Já para Henry Marshall, a fatídica palavra tinha sido... Na melhor das hipóteses, surpreendente. Sim. Ele sabia que tinha errado em muitos aspectos, e de certa forma, não se considerava digno de tê-la por perto. Mas, preto?! Deus! Isso nunca tinha passado por sua cabeça.

Especialmente, agora.

Especialmente, quando ele sentia que precisava dela como nunca precisou de alguém antes.

Ele era um Dominador. Um homem forte em todos os aspectos e extremamente centrado. Supõem-se que um homem como ele não se assustaria facilmente. Mas naquele momento, Mestre Marshall se encontrava mais assustado do que seria capaz de se lembrar de já ter estado em toda a sua vida. O passado havia batido à sua porta, e lhe obrigado a desenterrar lembranças dolorosas há muito enterradas no fundo da sua alma. Lembranças com as quais ele não podia, não sabia, lidar. Lembranças que o faziam se questionar a cerca de tudo o que o definia. Lembranças que faziam uma culpa esmagadora se apossar dele.

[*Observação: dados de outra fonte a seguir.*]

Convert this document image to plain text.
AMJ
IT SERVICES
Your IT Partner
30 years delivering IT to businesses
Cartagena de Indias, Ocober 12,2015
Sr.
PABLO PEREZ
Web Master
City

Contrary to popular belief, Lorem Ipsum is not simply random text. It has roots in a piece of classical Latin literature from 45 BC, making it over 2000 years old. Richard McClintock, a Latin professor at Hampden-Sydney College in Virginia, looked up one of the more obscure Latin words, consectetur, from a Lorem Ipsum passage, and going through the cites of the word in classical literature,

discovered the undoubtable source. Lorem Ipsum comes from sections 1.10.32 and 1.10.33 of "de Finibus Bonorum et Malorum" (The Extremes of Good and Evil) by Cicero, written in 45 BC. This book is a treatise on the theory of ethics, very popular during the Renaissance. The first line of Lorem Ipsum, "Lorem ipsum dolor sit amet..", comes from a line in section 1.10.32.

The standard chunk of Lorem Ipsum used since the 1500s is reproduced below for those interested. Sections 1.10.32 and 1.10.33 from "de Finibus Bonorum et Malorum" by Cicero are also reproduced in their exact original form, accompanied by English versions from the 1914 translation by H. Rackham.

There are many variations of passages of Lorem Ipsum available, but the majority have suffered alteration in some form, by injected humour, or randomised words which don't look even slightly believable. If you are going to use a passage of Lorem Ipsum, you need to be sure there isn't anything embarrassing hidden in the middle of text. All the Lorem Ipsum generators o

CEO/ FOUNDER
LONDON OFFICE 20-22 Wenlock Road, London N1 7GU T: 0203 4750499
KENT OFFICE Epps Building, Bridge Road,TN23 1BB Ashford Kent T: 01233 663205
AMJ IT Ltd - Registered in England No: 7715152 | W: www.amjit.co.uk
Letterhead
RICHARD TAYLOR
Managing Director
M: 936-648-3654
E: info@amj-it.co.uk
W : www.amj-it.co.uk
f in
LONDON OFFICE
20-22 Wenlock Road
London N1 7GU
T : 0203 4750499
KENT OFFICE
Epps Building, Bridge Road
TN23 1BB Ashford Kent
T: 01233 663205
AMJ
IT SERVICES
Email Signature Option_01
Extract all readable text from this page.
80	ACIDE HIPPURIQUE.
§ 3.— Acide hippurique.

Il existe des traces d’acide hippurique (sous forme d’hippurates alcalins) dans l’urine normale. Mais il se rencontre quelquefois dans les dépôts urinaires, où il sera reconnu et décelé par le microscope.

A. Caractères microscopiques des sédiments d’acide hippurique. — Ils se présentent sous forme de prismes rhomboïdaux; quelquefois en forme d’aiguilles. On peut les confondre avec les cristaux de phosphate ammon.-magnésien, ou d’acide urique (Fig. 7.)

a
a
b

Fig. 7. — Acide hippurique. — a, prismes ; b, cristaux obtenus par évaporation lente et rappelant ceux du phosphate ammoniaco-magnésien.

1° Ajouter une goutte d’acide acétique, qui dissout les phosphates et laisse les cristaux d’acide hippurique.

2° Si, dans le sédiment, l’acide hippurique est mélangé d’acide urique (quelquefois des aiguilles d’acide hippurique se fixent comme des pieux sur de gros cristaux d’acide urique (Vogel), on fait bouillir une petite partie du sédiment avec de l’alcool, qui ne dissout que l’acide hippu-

E agora, ela, aquela de quem ele necessitava com demasiada urgência, estava disposta a ir embora... A deixá-lo. E ele não sabia bem como encarar tal situação, especialmente ao constatar que não estava, nem um pouco, disposto a deixá-la ir. Não dessa forma.

Ele não sabia o que a tinha motivado a deixá-lo, embora imaginasse que o incidente com Emma Stewart e Jason Vanut tivesse sido o responsável por tal atitude, mas sabia que não abriria mão dela tão facilmente.

Uma parte de si lhe dizia que ela tinha todo o direito de terminar o frágil relacionamento que mantinham, e que ele deveria, como o cavalheiro que havia sido criado para ser, acatar a sua decisão. Porém, no cabo de guerra do egoísmo que os trouxeram até aqui, o dele era inegavelmente mais forte.

Mestre Marshall não se retiraria do jogo tão facilmente.

― Você não pode simplesmente me dizer isso e ir embora! ― Henry se apossou do braço feminino quando Chelle tentou passar por ele e deixar o quarto.

Ela fechou os olhos, desejando que ele tivesse permanecido em silêncio e a deixado ir sem maiores confrontos. Seria tão mais fácil... para ela, para ambos.

― Sim, eu posso! ― Chelle respondeu, decidida a não se deixar influenciar. Sua decisão havia sido tomada e, segundo o que ela acreditava, era a única correta. Ela não podia fraquejar agora, mesmo que uma centelha de esperança tenha se acendido em seu coração. Talvez ele a quisesse por perto. Talvez se ele dissesse as palavras que ela precisava ouvir... ― "Artigo 1°: A submissa possui o inalienável direito de deixar de ser submissa quando quiser..." Lembra? ― Ela continuou, na vã tentativa de persuadi-lo a deixá-la ir. Ou de impedi-la, efetivamente.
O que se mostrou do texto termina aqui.